In terms of popularity and innovation, the Chameleon may be the only legitimate contender to the Alien's throne. It has an innovative aluminum front end that protects the FPV camera and provides a mount for the HD camera with integrated uptilt adjustment. No need for a 3D-printed GoPro mount on this frame! The Chameleon has a low-deck design that centralizes weight, making the quad more nimble. The low deck makes it more of an intermediate build, since there is less room to fit all the equipment in the frame.
If you're at all interested in the Chameleon, you must watch this video review, by Soma, the developer of the Alien. This may be the best frame review I've ever seen.
The goal of a racer is to go fast and finish first. Racing frames are built as light and aerodynamic (thin) as possible. They're also more compact and difficult to build.
Durability is a challenge for racing frames. If the racer crashes out, he's not going to win the race. But additional strength usually equates to additional weight. The best racing frames strike a fine balance between these considerations.
One defining characteristic of today's racing frames is the Stretched-X motor layout. These frames have the motors farther apart front-to-back than side-to-side.

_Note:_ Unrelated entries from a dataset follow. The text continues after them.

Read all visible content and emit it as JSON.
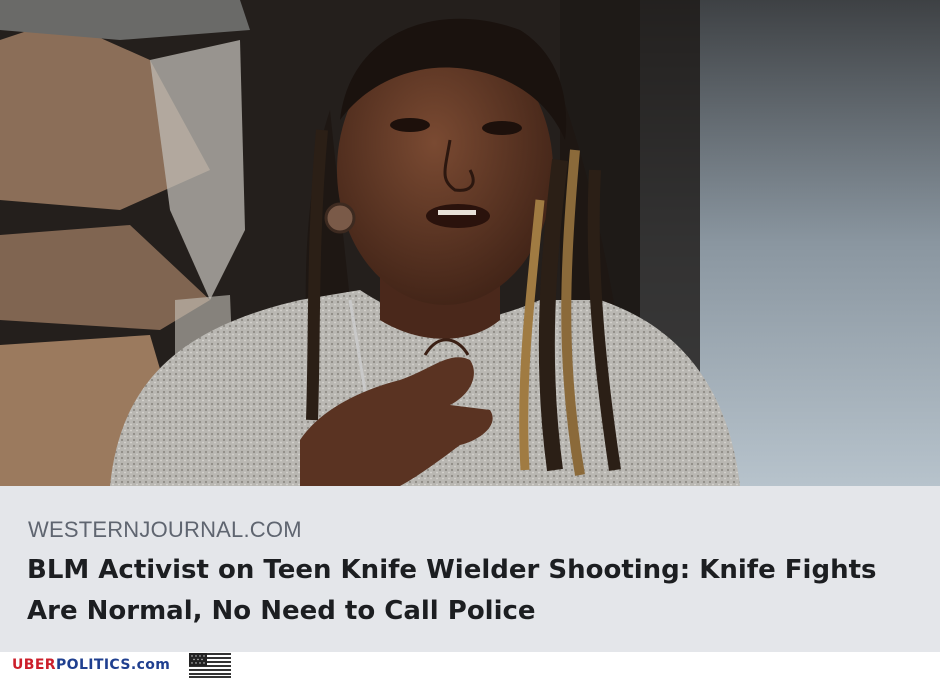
{
  "link_preview": {
    "image_icon": "photo-of-woman-speaking",
    "domain": "WESTERNJOURNAL.COM",
    "headline": "BLM Activist on Teen Knife Wielder Shooting: Knife Fights Are Normal, No Need to Call Police"
  },
  "watermark": {
    "part_uber": "UBER",
    "part_politics": "POLITICS",
    "part_com": ".com",
    "flag_icon": "us-flag-icon"
  },
  "colors": {
    "meta_background": "#e4e6ea",
    "domain_text": "#5f6570",
    "headline_text": "#1c1e21",
    "brand_red": "#cc1f2b",
    "brand_blue": "#1f3f8f"
  }
}
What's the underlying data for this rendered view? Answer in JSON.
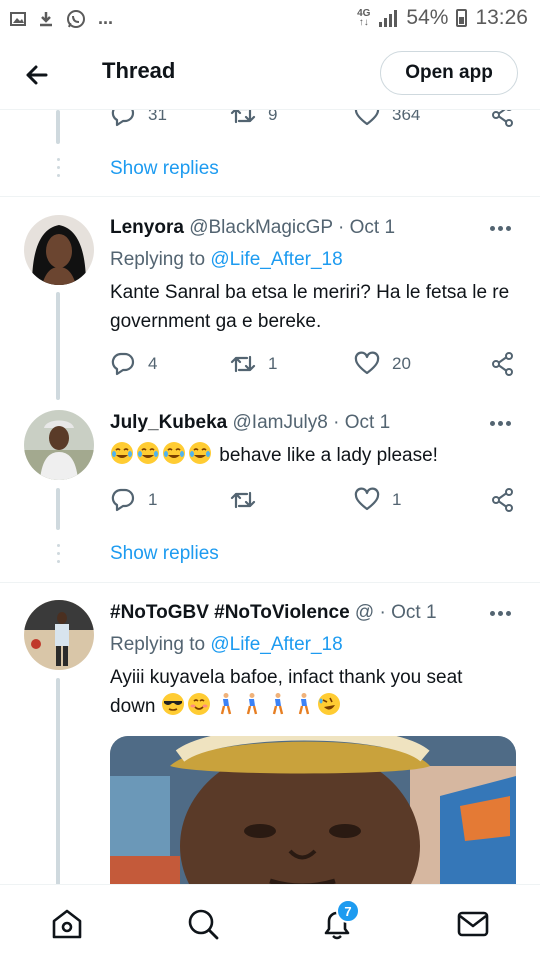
{
  "status_bar": {
    "network": "4G",
    "battery": "54%",
    "time": "13:26",
    "more": "..."
  },
  "header": {
    "title": "Thread",
    "open_app": "Open app"
  },
  "top_actions": {
    "replies": "31",
    "retweets": "9",
    "likes": "364"
  },
  "show_replies_1": "Show replies",
  "tweets": [
    {
      "name": "Lenyora",
      "handle": "@BlackMagicGP",
      "date": " · Oct 1",
      "replying_prefix": "Replying to ",
      "replying_to": "@Life_After_18",
      "text": "Kante Sanral ba etsa le meriri? Ha le fetsa le re government ga e bereke.",
      "replies": "4",
      "retweets": "1",
      "likes": "20"
    },
    {
      "name": "July_Kubeka",
      "handle": "@IamJuly8",
      "date": " · Oct 1",
      "text": "behave like a lady please!",
      "replies": "1",
      "retweets": "",
      "likes": "1"
    },
    {
      "name": "#NoToGBV #NoToViolence",
      "handle": " @",
      "date": " · Oct 1",
      "replying_prefix": "Replying to ",
      "replying_to": "@Life_After_18",
      "text_line1": "Ayiii kuyavela bafoe, infact thank you seat",
      "text_line2": "down"
    }
  ],
  "show_replies_2": "Show replies",
  "nav": {
    "notifications_badge": "7"
  },
  "colors": {
    "accent": "#1d9bf0",
    "text": "#0f1419",
    "secondary": "#536471",
    "divider": "#eff3f4"
  }
}
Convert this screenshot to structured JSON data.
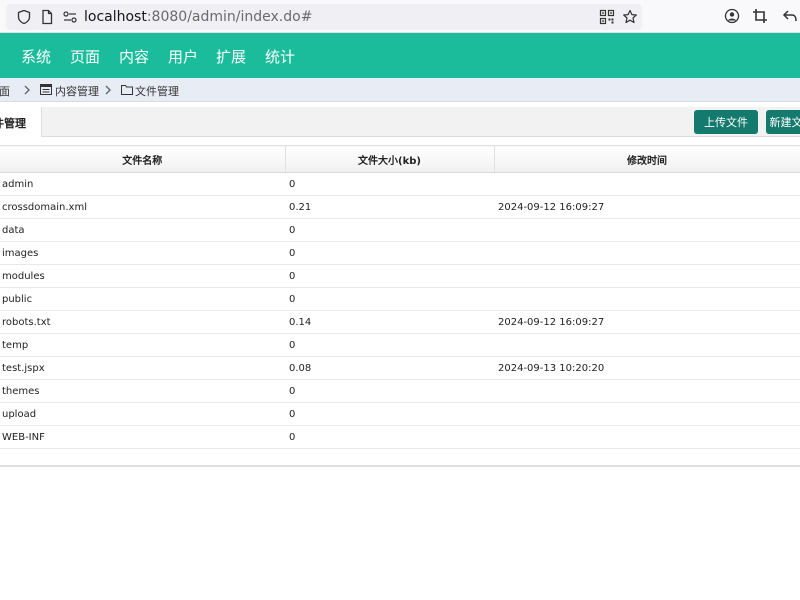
{
  "browser": {
    "url_host": "localhost",
    "url_rest": ":8080/admin/index.do#"
  },
  "topnav": {
    "items": [
      "系统",
      "页面",
      "内容",
      "用户",
      "扩展",
      "统计"
    ]
  },
  "breadcrumb": {
    "items": [
      "页面",
      "内容管理",
      "文件管理"
    ]
  },
  "tab": {
    "label": "件管理"
  },
  "toolbar": {
    "upload_label": "上传文件",
    "new_label": "新建文"
  },
  "table": {
    "headers": [
      "文件名称",
      "文件大小(kb)",
      "修改时间"
    ],
    "rows": [
      {
        "name": "admin",
        "size": "0",
        "time": ""
      },
      {
        "name": "crossdomain.xml",
        "size": "0.21",
        "time": "2024-09-12 16:09:27"
      },
      {
        "name": "data",
        "size": "0",
        "time": ""
      },
      {
        "name": "images",
        "size": "0",
        "time": ""
      },
      {
        "name": "modules",
        "size": "0",
        "time": ""
      },
      {
        "name": "public",
        "size": "0",
        "time": ""
      },
      {
        "name": "robots.txt",
        "size": "0.14",
        "time": "2024-09-12 16:09:27"
      },
      {
        "name": "temp",
        "size": "0",
        "time": ""
      },
      {
        "name": "test.jspx",
        "size": "0.08",
        "time": "2024-09-13 10:20:20"
      },
      {
        "name": "themes",
        "size": "0",
        "time": ""
      },
      {
        "name": "upload",
        "size": "0",
        "time": ""
      },
      {
        "name": "WEB-INF",
        "size": "0",
        "time": ""
      }
    ]
  },
  "colors": {
    "nav_bg": "#1abc9c",
    "button_bg": "#157a6e",
    "breadcrumb_bg": "#e8edf5"
  }
}
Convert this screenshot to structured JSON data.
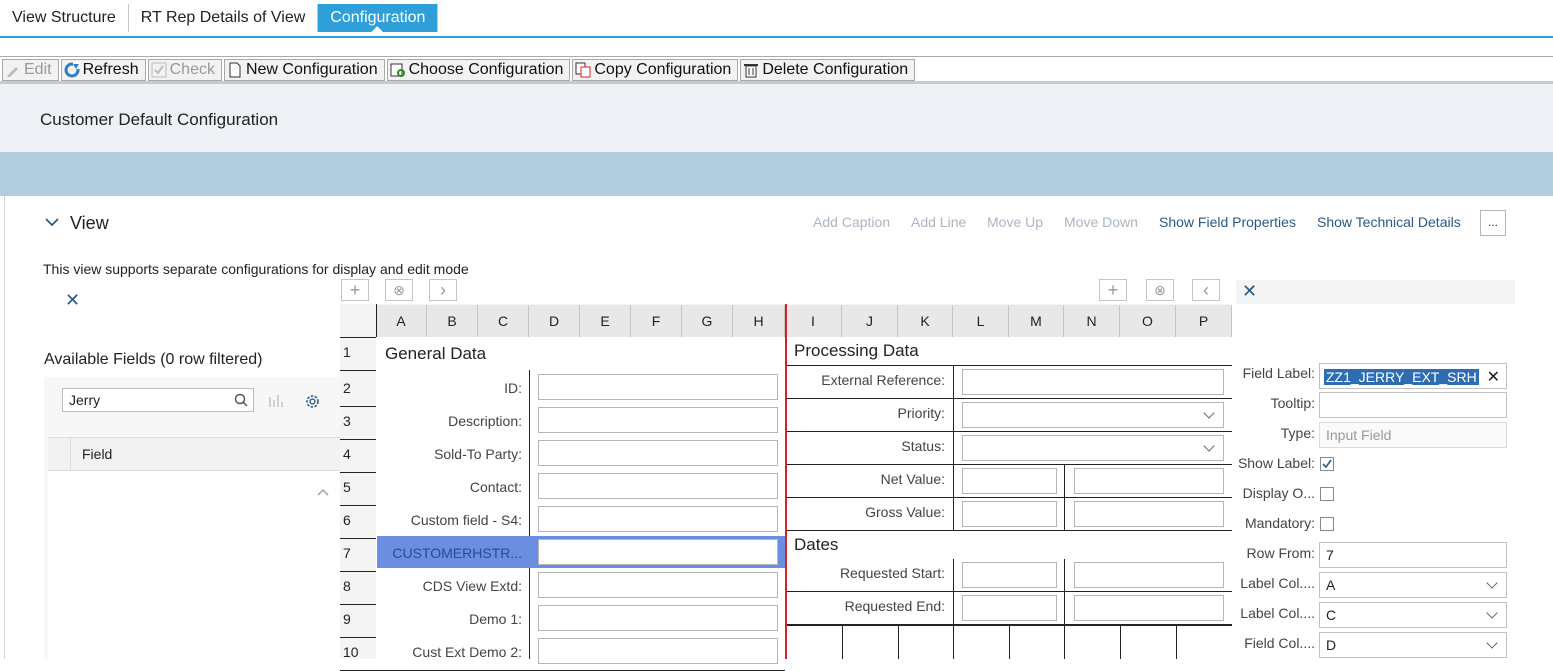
{
  "tabs": [
    "View Structure",
    "RT Rep Details of View",
    "Configuration"
  ],
  "toolbar": {
    "edit": "Edit",
    "refresh": "Refresh",
    "check": "Check",
    "new_config": "New Configuration",
    "choose_config": "Choose Configuration",
    "copy_config": "Copy Configuration",
    "delete_config": "Delete Configuration"
  },
  "header": {
    "title": "Customer Default Configuration"
  },
  "view": {
    "title": "View",
    "actions": {
      "add_caption": "Add Caption",
      "add_line": "Add Line",
      "move_up": "Move Up",
      "move_down": "Move Down",
      "show_field_props": "Show Field Properties",
      "show_tech": "Show Technical Details",
      "more": "..."
    },
    "note": "This view supports separate configurations for display and edit mode"
  },
  "available": {
    "title": "Available Fields (0 row filtered)",
    "search_value": "Jerry",
    "column": "Field"
  },
  "grid": {
    "columns": [
      "A",
      "B",
      "C",
      "D",
      "E",
      "F",
      "G",
      "H",
      "I",
      "J",
      "K",
      "L",
      "M",
      "N",
      "O",
      "P"
    ],
    "rows": [
      "1",
      "2",
      "3",
      "4",
      "5",
      "6",
      "7",
      "8",
      "9",
      "10"
    ],
    "left_section": "General Data",
    "left_fields": [
      "ID:",
      "Description:",
      "Sold-To Party:",
      "Contact:",
      "Custom field - S4:",
      "CUSTOMERHSTR...",
      "CDS View Extd:",
      "Demo 1:",
      "Cust Ext Demo 2:"
    ],
    "right_section1": "Processing Data",
    "right_fields1": [
      "External Reference:",
      "Priority:",
      "Status:",
      "Net Value:",
      "Gross Value:"
    ],
    "right_section2": "Dates",
    "right_fields2": [
      "Requested Start:",
      "Requested End:"
    ]
  },
  "properties": {
    "labels": [
      "Field Label:",
      "Tooltip:",
      "Type:",
      "Show Label:",
      "Display O...",
      "Mandatory:",
      "Row From:",
      "Label Col....",
      "Label Col....",
      "Field Col...."
    ],
    "field_label_value": "ZZ1_JERRY_EXT_SRH",
    "type_value": "Input Field",
    "row_from": "7",
    "label_col_from": "A",
    "label_col_to": "C",
    "field_col_from": "D"
  },
  "colors": {
    "accent": "#2f9fd9",
    "band": "#b2cde0",
    "selected_row": "#6b8fe0",
    "divider": "#d4232b"
  }
}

It's hard to tell whether this offers any legitimate benefit, or whether it's just another fashion trend. Enough top racers are flying Stretched-X that maybe there's something to it.
Racing frames are more likely to use an under-slung battery. They can usually carry a GoPro if need be, but may be designed with the GoPro as an afterthought, rather than a necessity.
All of the "racing" frames on this page are intermediate to advanced builds. If you're a beginner, you should buy one of the "freestyle" frames above and enjoy racing it. You won't be as competitive as someone with a purpose-built racer, but you'll still have a great time.
CHEAPEST WORTH HAVING
OWLRC DRAGON DSX-5
The OwlRC Dragon was brought to me by its designer, Grisha Lutsenko, for help in bringing it to market. Something about it really struck my fancy. The four arms come together to form a solid plate, so you get many of the best characteristics of a single-piece bottom plate, while still being able to change an arm if you break one. But you probably won't break one! The quality of the carbon used on this frame is top-notch. It's one of the stiffest frames I've ever seen, too. The main body is compact enough that the quad handles great, but roomy enough that you won't struggle to fit everything into it. To be honest, I'm not even sure how it's possible to sell it for the low price they do, but I'm not complaining!
Light. Fast. Simple.
RDQ Mach 1 Stretch X
The Mach 1 is one of five frames selected for MultiGP's prestigious Spec-Class racing league. Frames like the Mach 1 reduce weight by minimizing the amount of carbon in the frame. The "frame" consists of little more than a base-plate and a top plate. Fitting all of your electronics in this frame will require a lot of thinking ahead. Some components simply won't fit, so you might want to look up somebody else's parts list before proceeding. But you'll be rewarded with an incredibly nimble and fast quad. The centralized weight will make it turn on a dime, and the small surface area minimizes drag.
Purebred Racing Machine
Superlight 5" Norris
Catalyst Machineworks pioneered this style of frame, with full-sized arms but a smaller chassis. This keeps weight centralized for nimble handling, while giving just a little bit more breathing room for build and maintenance compared to ultra-compact frames like the Reaper.
With the right components, this entire quadcopter can come in under 200 grams. It's ridiculously strong, light, and fast. But you have to be careful in your parts selection. If you build this frame too heavy, it won't be durable at all. Check out Catalyst Machineworks product page for a list of suggested parts.